It’s important for adults to be responsive to a child who reports bullying and to reassure them that you will get them help, Cash says. Find out the school’s bullying prevention policy and how it’s being implemented. But parents should not confront the bully, tell the child to confront the bully or encourage retaliation, because it can make matters worse.
“The parents should say to their child, ‘I’m glad you told me. You did the right thing. Now let’s talk about what’s the right thing to do together. Let’s formulate a plan together so we can deal with this.’ And by doing so, you teach your child problem-solving skills,” Cash says.
“Some of the strategies that one might think would work— like, tell your teacher—might not be effective, particularly if the teacher is the one who’s doing or supporting the bullying. So the child and the parent need to talk about what’s likely to be successful. Can we go to the school principal? Can we go to the school guidance counselor? Can we go to the school psychologist? If that isn’t likely to work, can we involve our allergist in going to the school or at least communicating with the school in some way?”
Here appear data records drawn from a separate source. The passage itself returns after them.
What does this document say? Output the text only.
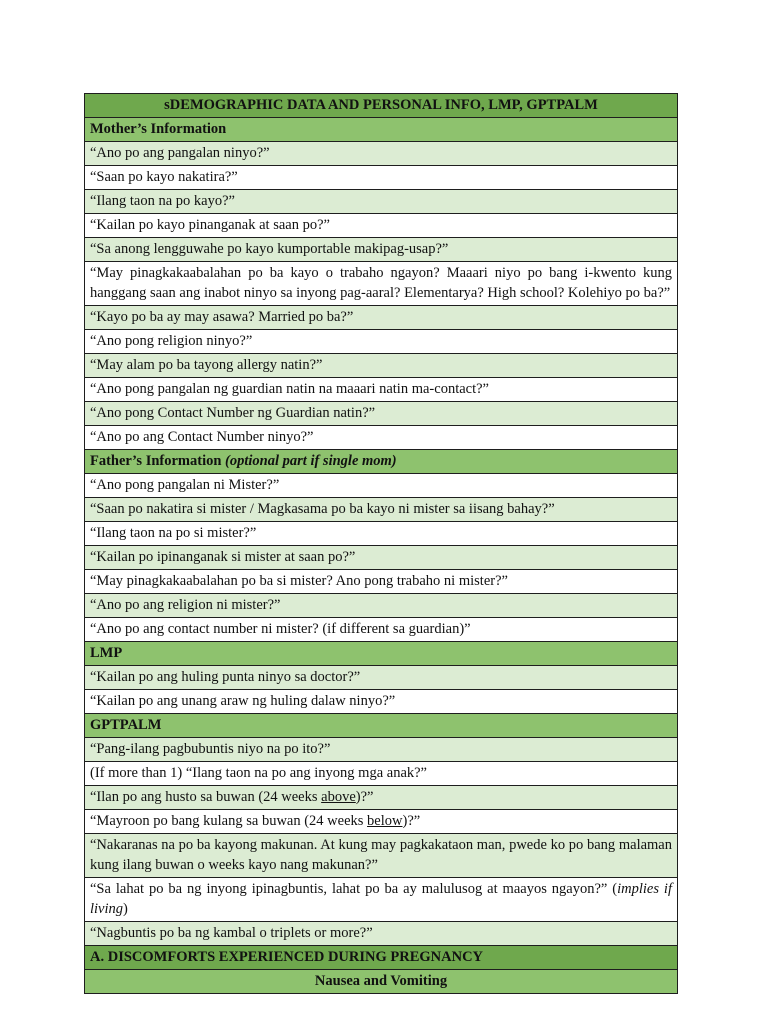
sDEMOGRAPHIC DATA AND PERSONAL INFO, LMP, GPTPALM
Mother’s Information
“Ano po ang pangalan ninyo?”
“Saan po kayo nakatira?”
“Ilang taon na po kayo?”
“Kailan po kayo pinanganak at saan po?”
“Sa anong lengguwahe po kayo kumportable makipag-usap?”
“May pinagkakaabalahan po ba kayo o trabaho ngayon? Maaari niyo po bang i-kwento kung hanggang saan ang inabot ninyo sa inyong pag-aaral? Elementarya? High school? Kolehiyo po ba?”
“Kayo po ba ay may asawa? Married po ba?”
“Ano pong religion ninyo?”
“May alam po ba tayong allergy natin?”
“Ano pong pangalan ng guardian natin na maaari natin ma-contact?”
“Ano pong Contact Number ng Guardian natin?”
“Ano po ang Contact Number ninyo?”
Father’s Information (optional part if single mom)
“Ano pong pangalan ni Mister?”
“Saan po nakatira si mister / Magkasama po ba kayo ni mister sa iisang bahay?”
“Ilang taon na po si mister?”
“Kailan po ipinanganak si mister at saan po?”
“May pinagkakaabalahan po ba si mister? Ano pong trabaho ni mister?”
“Ano po ang religion ni mister?”
“Ano po ang contact number ni mister? (if different sa guardian)”
LMP
“Kailan po ang huling punta ninyo sa doctor?”
“Kailan po ang unang araw ng huling dalaw ninyo?”
GPTPALM
“Pang-ilang pagbubuntis niyo na po ito?”
(If more than 1) “Ilang taon na po ang inyong mga anak?”
“Ilan po ang husto sa buwan (24 weeks above)?”
“Mayroon po bang kulang sa buwan (24 weeks below)?”
“Nakaranas na po ba kayong makunan. At kung may pagkakataon man, pwede ko po bang malaman kung ilang buwan o weeks kayo nang makunan?”
“Sa lahat po ba ng inyong ipinagbuntis, lahat po ba ay malulusog at maayos ngayon?” (implies if living)
“Nagbuntis po ba ng kambal o triplets or more?”
A. DISCOMFORTS EXPERIENCED DURING PREGNANCY
Nausea and Vomiting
If the situation worsens, Cash says, parents can ask the child’s allergist to write a letter to the school saying the child’s health is in jeopardy and asking for the child to be transferred to another school. Or parents can write to the school board attorney, as there are legal precedents of parents suing schools that don’t take an active and positive role in preventing bullying.
Allergists are so busy with managing the child’s food allergy, they usually don’t inquire about bullying, Wallace says. “We may not be asking enough at the right time. In a short office visit, there’s so much to talk about, it may get pushed to the end of the list.”
At the root of bullying behavior is domestic violence, Cash says. “If we could eliminate domestic violence, I’m convinced that it would eliminate most of the bullying,” he says. “When kids are victimized, particularly if they’re victimized at home by people they trust or are supposed to be able to trust, they tend to bifurcate. Some become chronic victims and develop a victim mentality. Others identify with the aggressor and become bullies themselves. The ones who are bullied then bully those who are lower on the hierarchy, so to speak. It’s the kick-the-dog syndrome.”